Das Anti-Verschwendungsgesetz, mit dem unter anderem das Umweltgesetzbuch (Code de l'environnement) und das Verbrauchergesetzbuch (Code de la consommation) geändert werden, lässt sich in fünf Hauptbereiche unterteilen:

  1. Abschaffung von Einwegplastik
  2. bessere Informierung der Verbraucher
  3. Kampf gegen Abfall und für eine solidarische Wiederverwendung
  4. Kampf gegen programmierte Obsoleszenz
  5. Bessere Produktion

Bei einem so breiten Anwendungsbereich ist es klar, dass auch der elektronische Handel von diesem Gesetz betroffen ist. Welche Folgen hat dieses also für den deutschen Online-Handel, der Produkte auf dem französischen Markt verkaufen will? Welche Verpflichtungen gelten für Sie bereits und welche werden ab dem 1. Januar nächsten Jahres geltend gemacht?

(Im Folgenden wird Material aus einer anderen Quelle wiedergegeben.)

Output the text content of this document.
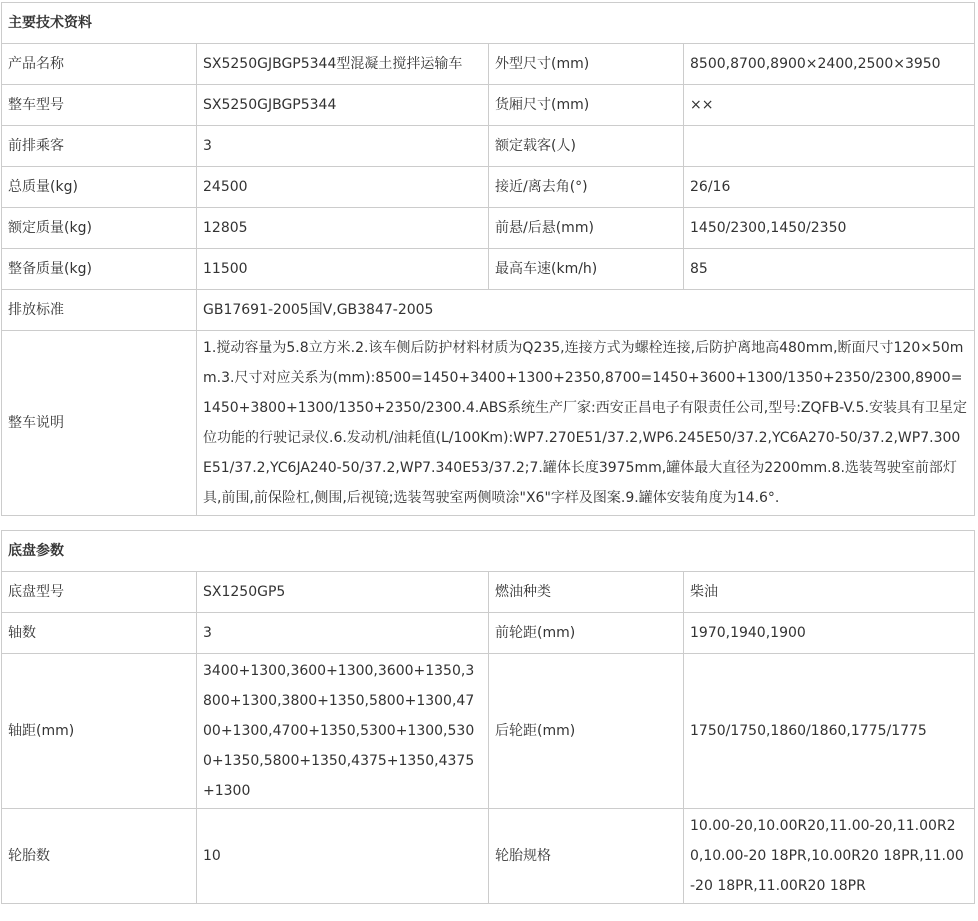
主要技术资料			
产品名称	SX5250GJBGP5344型混凝土搅拌运输车	外型尺寸(mm)	8500,8700,8900×2400,2500×3950
整车型号	SX5250GJBGP5344	货厢尺寸(mm)	××
前排乘客	3	额定载客(人)	
总质量(kg)	24500	接近/离去角(°)	26/16
额定质量(kg)	12805	前悬/后悬(mm)	1450/2300,1450/2350
整备质量(kg)	11500	最高车速(km/h)	85
排放标准	GB17691-2005国Ⅴ,GB3847-2005		
整车说明	1.搅动容量为5.8立方米.2.该车侧后防护材料材质为Q235,连接方式为螺栓连接,后防护离地高480mm,断面尺寸120×50mm.3.尺寸对应关系为(mm):8500=1450+3400+1300+2350,8700=1450+3600+1300/1350+2350/2300,8900=1450+3800+1300/1350+2350/2300.4.ABS系统生产厂家:西安正昌电子有限责任公司,型号:ZQFB-V.5.安装具有卫星定位功能的行驶记录仪.6.发动机/油耗值(L/100Km):WP7.270E51/37.2,WP6.245E50/37.2,YC6A270-50/37.2,WP7.300E51/37.2,YC6JA240-50/37.2,WP7.340E53/37.2;7.罐体长度3975mm,罐体最大直径为2200mm.8.选装驾驶室前部灯具,前围,前保险杠,侧围,后视镜;选装驾驶室两侧喷涂"X6"字样及图案.9.罐体安装角度为14.6°.		
底盘参数			
底盘型号	SX1250GP5	燃油种类	柴油
轴数	3	前轮距(mm)	1970,1940,1900
轴距(mm)	3400+1300,3600+1300,3600+1350,3800+1300,3800+1350,5800+1300,4700+1300,4700+1350,5300+1300,5300+1350,5800+1350,4375+1350,4375+1300	后轮距(mm)	1750/1750,1860/1860,1775/1775
轮胎数	10	轮胎规格	10.00-20,10.00R20,11.00-20,11.00R20,10.00-20 18PR,10.00R20 18PR,11.00-20 18PR,11.00R20 18PR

Im heutigen Rechtstipp der Woche konzentrieren wir uns auf Punkt 2 und erläutern die verschärften Informationspflichten für Verbraucher sowie die möglichen Sanktionen.

 

1. Der Reparatur-Index (Indice de réparabilité)

Seit dem 01. Januar 2021 müssen die Verkäufer von Elektro- und Elektronikgeräten gemäß Artikel L. 541-9-2 des Code de l'environnement, der durch das Anti-Verschwendungsgesetz eingeführt wurde, Verbraucher kostenlos über den Reparatur-Index dieser Geräte informieren. Dies gilt sowohl für den Verkauf in Geschäften als auch für den Online-Handel auf einer französischen oder ausländischen Website, sofern er sich an französische Verbraucher richtet. 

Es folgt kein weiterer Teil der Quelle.